Pernyataan itu disampaikan Denny JA, Ketua Umum Perkumpulan Penulis Indonesia Satupena, saat menyampaikan sambutan pada pelantikan Satupena Aceh, Sabtu (14/5/2022) sore, di Café Rumah Senja, Lampriet, Banda Aceh.
Pada sambutan yang dibacakan oleh Anwar Putra Bayu, Korwil Satupena Sumatera, Denny meretas jejak buku yang tersimpan dalam perpustakaan Leiden, Belanda, yang diterbitkan pada abad ke-13, sekitar sembilan ratus tahun lalu.
Dia mengungkapkan, tak banyak yang tahu, mungkin juga tak banyak penduduk Aceh sendiri yang menyadari, di abad ke-13, sembilan ratus tahun lalu, seorang penulis Aceh sudah menerbitkan buku. Kini buku itu tersimpan dalam perpustakaan Leiden, Belanda.
Buku berjudul “The Muhimmat Al Nafa’is’ itu merupakan kumpulan fatwa Mekkah untuk orang Indonesia. Pengarangnya Abdul Salam Bin Idris, asal Aceh.
“Ini menjadi petunjuk, betapa dunia literasi di Aceh sudah memiliki jejak yang sangat panjang. Bahkan, di kawasan Nusantara, Aceh bisa dikatakan lokomotifnya, yang lebih dahulu memulai dunia literasi,” ungkap Denny.
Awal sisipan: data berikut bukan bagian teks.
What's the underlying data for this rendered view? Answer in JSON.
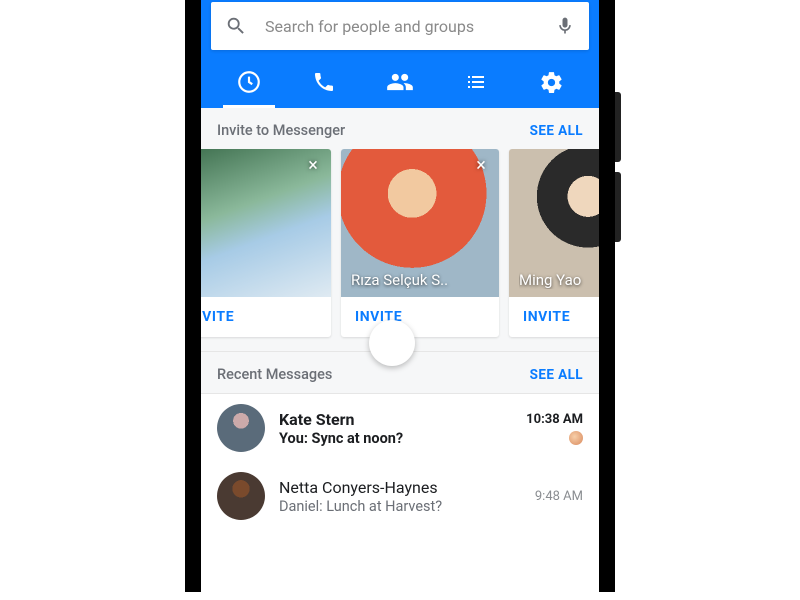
{
  "search": {
    "placeholder": "Search for people and groups"
  },
  "tabs": {
    "items": [
      "recent",
      "calls",
      "people",
      "lists",
      "settings"
    ],
    "active": 0
  },
  "invite": {
    "title": "Invite to Messenger",
    "see_all": "SEE ALL",
    "action_label": "INVITE",
    "cards": [
      {
        "name": ""
      },
      {
        "name": "Rıza Selçuk S.."
      },
      {
        "name": "Ming Yao"
      },
      {
        "name": ""
      }
    ]
  },
  "recent": {
    "title": "Recent Messages",
    "see_all": "SEE ALL",
    "messages": [
      {
        "name": "Kate Stern",
        "preview": "You: Sync at noon?",
        "time": "10:38 AM",
        "unread": true,
        "delivered_avatar": true
      },
      {
        "name": "Netta Conyers-Haynes",
        "preview": "Daniel: Lunch at Harvest?",
        "time": "9:48 AM",
        "unread": false,
        "delivered_avatar": false
      }
    ]
  }
}
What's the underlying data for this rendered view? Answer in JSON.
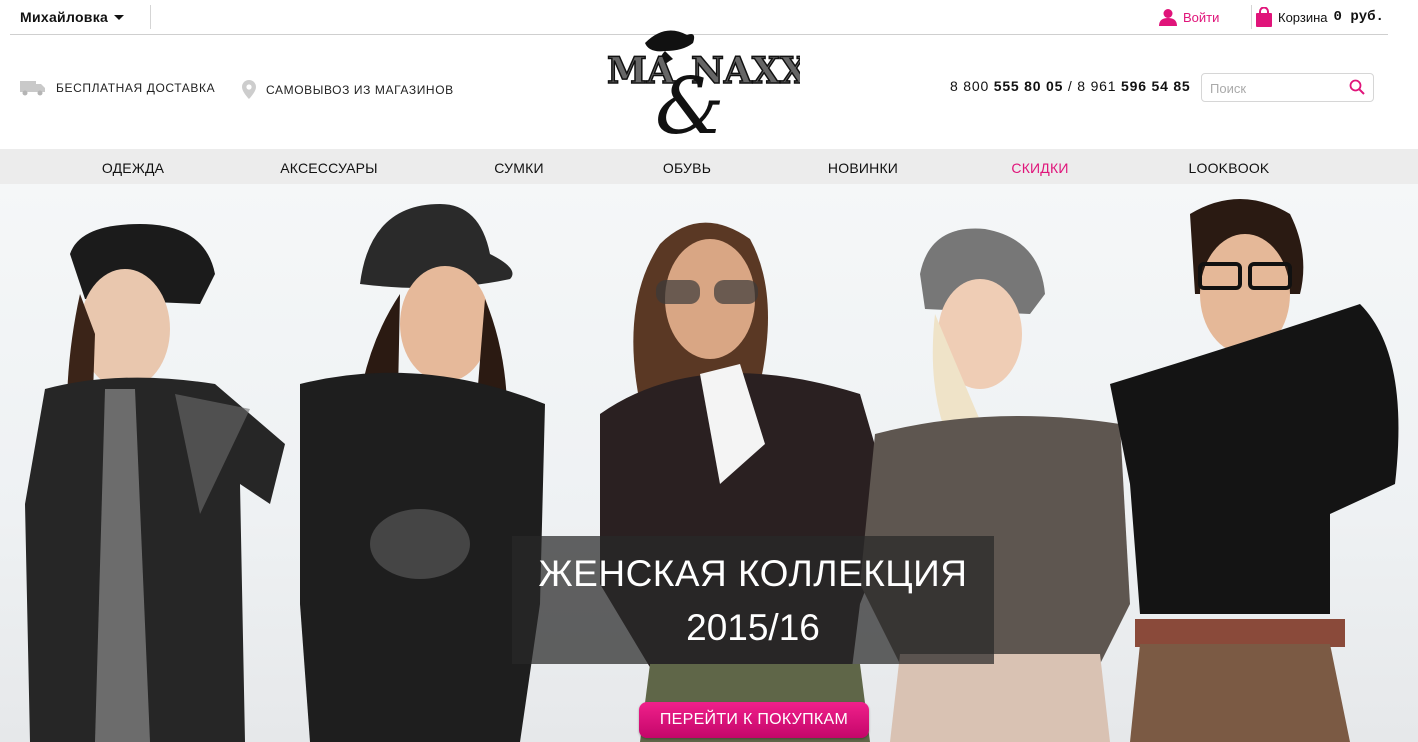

Kata dia, buku yang aslinya berbahasa Arab-Melayu itu mengupas ihwal hukum Islam. Kemudian buku tersebut ditulis kembali oleh Prof Dr Nico Kaptein, Guru Besar Studi Islam Asia Tenggara dari Universitas Lieden, Belanda, ke dalam Bahasa Inggris.
“Karena itulah, saya Denny JA, selaku Ketua Umum Perkumpulan Penulis Indonesia Satupena, sangat senang dan bangga mengukuhkan pengurus Satupena Aceh. Itu karena dunia kepenulisan di Aceh jejaknya sudah jauh ke belakang, sejak 900 tahun lalu.
Untuk membentuk Satupena Aceh, Denny mempercayakan kepada Deknong Keumalawati sebagai Ketua. Kepengurusan Satupena Aceh juga dibantu lima wakil ketua, yakni Mahdalena, Azwani Awi, Nurdin F Joes, Mutia Erawati dan Muchlis A.Md.